Two black girls sit on a swing at The Child Development Group of Mississippi Head Start in 1965.

The Child Development Group of Mississippi, Head Start, 1965. Photographer: Bob Fletcher

Also in Head Start’s inaugural year, a young Darren Walker, now president of the Ford Foundation, was enrolled in a Texas program.

“I was raised by a single mother, and my sister and I lived in the early 1960s in a small town in East Texas called Ames—what one in those days called the colored community,” Walker recalls. “The scene is a little dirt road with a modest shotgun shack, and a woman approached my mother and me on the porch and told my mother about a new government program called Head Start.”

Six decades later, Mr. Walker believes his own work aligns with that of the Head Start program that gave him his start—both in the business of hope and of opportunity.

Darren Walker is a prominent example.

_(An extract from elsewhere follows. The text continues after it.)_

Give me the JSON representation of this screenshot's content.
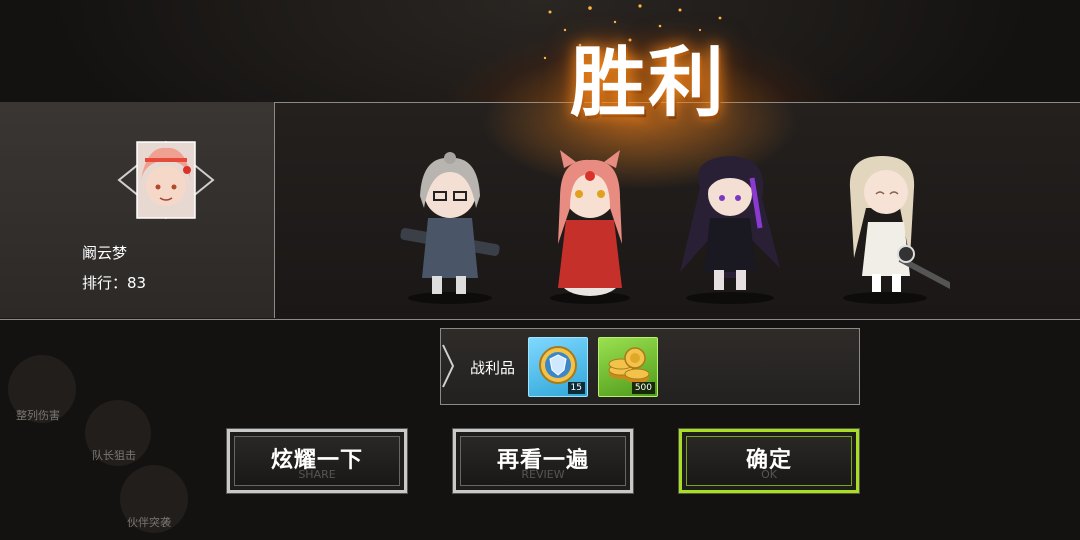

But he is just one of many examples of Head Start’s impact for low-income Black children who grew up in the 1960s. We know that the work of Civil Rights leaders running CDGM, of the woman who approached Darren Walker’s mother, and of countless others made an impact—we know because we see Head Start alumni leading in every field, in every community today.

Head Start parents at the Urban League Head Start in Los Angeles gather around a table to plan in 1991 under a banner that says "Our Children's Future is in your Hands."

Urban League Head Start, Los Angeles, 1991. Photographer: Guy Crowder

Head Start owes its birth and early development deeply to the determination and tenacity of the Civil Rights Movement of the 1960s. During Black History Month, we reflect on this relationship between Head Start and the Civil Rights Movement, and how this legacy lives on today.

Lucy Truschel

Lucy Truschel is NHSA's former manager of communications.